I’m Alice, poised on the threshold of the looking glass. Something tells me it’s no wonderland on the other side. Even if I could get past my visceral disgust for it, I wonder: how long till these men get bored and move on to something new? I want a place to live, and I really do feel bad for her and want to help her out, but the cost is too high. I turn away from the mirror. I can’t meet her eyes.
“Whatever. Starve. Go live on the street. I don’t give a fuck. But I can hardly afford to take care of myself. I’m not putting up some freeloader, so you better figure out your shit real fast.”
*
I walk to the Turbo gas station and stand on the curb, scraping at a piece of flattened and grayed bubble gum with the toe of my shoe. I wait for the phone behind some guy who’s arguing with someone over who’s going to pay for the damage he caused when he got drunk and drove his uninsured car into the side of their house. I try to imagine the various people the specks of bubble gum had belonged to. Try to give them faces and purposes. Had they called about a job prospect, or maybe called their mom for some extra cash to make rent? Had they, like me, been waiting in line to use the phone to make a phone call that would determine the immediate direction of their lives?

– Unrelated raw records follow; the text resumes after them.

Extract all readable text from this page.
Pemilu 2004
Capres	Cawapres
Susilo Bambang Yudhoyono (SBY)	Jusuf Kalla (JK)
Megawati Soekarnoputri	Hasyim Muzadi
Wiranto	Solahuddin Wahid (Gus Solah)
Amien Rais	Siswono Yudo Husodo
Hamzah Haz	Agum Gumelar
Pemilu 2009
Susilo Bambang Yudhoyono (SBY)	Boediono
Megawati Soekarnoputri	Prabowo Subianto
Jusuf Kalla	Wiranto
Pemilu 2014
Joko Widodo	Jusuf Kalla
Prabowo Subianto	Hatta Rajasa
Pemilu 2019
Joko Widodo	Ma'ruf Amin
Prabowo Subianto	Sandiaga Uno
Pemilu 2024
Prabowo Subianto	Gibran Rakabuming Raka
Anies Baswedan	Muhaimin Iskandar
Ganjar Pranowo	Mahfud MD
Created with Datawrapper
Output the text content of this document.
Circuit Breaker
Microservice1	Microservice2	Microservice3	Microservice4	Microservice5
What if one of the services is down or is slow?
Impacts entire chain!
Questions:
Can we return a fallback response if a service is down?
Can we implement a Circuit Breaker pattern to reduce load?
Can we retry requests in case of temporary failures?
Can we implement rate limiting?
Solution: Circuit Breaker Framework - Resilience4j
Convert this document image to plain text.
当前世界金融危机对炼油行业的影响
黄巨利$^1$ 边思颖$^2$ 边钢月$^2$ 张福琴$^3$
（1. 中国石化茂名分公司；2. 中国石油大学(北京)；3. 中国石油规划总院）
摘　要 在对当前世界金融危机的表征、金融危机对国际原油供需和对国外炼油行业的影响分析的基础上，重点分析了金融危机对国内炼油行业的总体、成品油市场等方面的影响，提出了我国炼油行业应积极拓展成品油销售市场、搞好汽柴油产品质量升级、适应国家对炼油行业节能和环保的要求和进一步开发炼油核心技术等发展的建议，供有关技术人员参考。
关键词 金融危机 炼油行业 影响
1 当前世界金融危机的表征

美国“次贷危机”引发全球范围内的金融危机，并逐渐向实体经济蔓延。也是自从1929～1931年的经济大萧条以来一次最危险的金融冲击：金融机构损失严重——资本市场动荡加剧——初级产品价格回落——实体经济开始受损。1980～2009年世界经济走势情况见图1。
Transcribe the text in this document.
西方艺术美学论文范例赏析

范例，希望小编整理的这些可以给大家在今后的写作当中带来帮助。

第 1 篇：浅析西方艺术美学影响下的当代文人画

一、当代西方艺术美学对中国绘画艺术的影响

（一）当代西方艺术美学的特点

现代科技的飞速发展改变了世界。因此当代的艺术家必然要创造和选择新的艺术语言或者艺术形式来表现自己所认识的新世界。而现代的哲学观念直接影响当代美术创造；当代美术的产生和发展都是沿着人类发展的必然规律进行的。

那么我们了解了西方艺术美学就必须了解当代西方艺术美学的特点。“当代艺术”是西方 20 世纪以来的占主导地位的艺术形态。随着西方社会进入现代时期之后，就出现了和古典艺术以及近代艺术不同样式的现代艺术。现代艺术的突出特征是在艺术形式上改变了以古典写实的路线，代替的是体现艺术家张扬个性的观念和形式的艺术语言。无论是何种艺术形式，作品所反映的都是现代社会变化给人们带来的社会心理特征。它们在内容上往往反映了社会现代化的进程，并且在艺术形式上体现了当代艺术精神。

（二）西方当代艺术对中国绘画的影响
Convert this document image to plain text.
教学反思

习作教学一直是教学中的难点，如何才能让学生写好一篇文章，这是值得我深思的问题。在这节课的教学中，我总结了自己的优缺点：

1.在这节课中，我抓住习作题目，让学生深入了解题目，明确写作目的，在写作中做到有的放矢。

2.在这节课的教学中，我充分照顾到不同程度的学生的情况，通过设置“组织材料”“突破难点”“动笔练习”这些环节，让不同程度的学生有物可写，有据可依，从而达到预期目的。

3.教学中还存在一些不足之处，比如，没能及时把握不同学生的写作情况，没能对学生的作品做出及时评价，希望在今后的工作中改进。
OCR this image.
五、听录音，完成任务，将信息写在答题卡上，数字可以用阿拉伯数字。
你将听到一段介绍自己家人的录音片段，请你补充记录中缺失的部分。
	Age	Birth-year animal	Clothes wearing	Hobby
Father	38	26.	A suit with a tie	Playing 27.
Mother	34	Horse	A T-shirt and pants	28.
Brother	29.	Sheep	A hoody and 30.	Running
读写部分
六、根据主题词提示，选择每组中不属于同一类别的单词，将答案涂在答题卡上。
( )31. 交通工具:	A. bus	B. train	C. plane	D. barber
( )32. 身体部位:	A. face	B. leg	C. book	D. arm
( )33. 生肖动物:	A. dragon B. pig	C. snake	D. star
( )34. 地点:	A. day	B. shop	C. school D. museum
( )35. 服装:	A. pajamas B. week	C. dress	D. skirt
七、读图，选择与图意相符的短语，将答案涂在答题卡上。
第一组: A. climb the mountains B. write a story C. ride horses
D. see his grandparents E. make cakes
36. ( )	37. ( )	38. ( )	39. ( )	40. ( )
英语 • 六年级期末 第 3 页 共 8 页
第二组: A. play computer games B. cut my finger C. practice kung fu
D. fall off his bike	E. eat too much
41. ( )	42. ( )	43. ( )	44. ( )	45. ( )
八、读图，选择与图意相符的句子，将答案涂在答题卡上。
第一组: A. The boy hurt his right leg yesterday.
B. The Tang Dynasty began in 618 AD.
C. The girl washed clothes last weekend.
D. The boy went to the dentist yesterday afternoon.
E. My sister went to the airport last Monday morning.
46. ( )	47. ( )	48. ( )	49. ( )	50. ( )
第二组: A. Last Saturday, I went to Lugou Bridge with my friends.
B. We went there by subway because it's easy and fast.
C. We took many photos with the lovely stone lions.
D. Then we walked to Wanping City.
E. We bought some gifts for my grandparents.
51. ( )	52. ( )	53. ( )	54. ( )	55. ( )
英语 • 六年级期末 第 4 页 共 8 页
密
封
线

I run through a list of people in my head who I might be able to call for a ride. To where, I’m not yet sure. My friend who lives in the city has a job at a mini golf place and I know he’ll be at work for a few hours still. I could call my mom, but I’m still mad at her for not sticking up for me. It really pisses me off that she always just defers to whatever my dad says. Doesn’t even seem to care what I’ll do or where I’ll go.
I consider going back, apologizing to Cynthia and telling her that I’ll do it. It feels like the most practical solution to my immediate housing dilemma. But no matter how hard I try to convince myself, I can’t will my legs to make in the direction of her apartment. My feet remain firmly anchored to the pavement, as though tethered by the remnants of bubblegum from all the payphone users who’ve gone before me.
I wrack my brain, trying to think of who else I might call. I’m scheduled to babysit for Rita and Tom later that night, I’m their regular babysitter for their pool league nights. It’s only a twenty-minute drive from the trailer park to the city, maybe if I explained my predicament, they’ll come get me and I can buy some time and figure out my situation once I’m back at their place.
The man has finished his diatribe and is walking off shaking his head, mumbling something to himself about the fiscal responsibility of homeowners. I pick up the greasy phone receiver and insert my quarter. When I hear Rita’s voice on the other end, relief washes over me, and I start to cry. “Hey, Rita?” I sob into the receiver. “I’m stuck in the city, and I don’t have anywhere to go. I’m kinda scared. Any chance you could come pick me up?”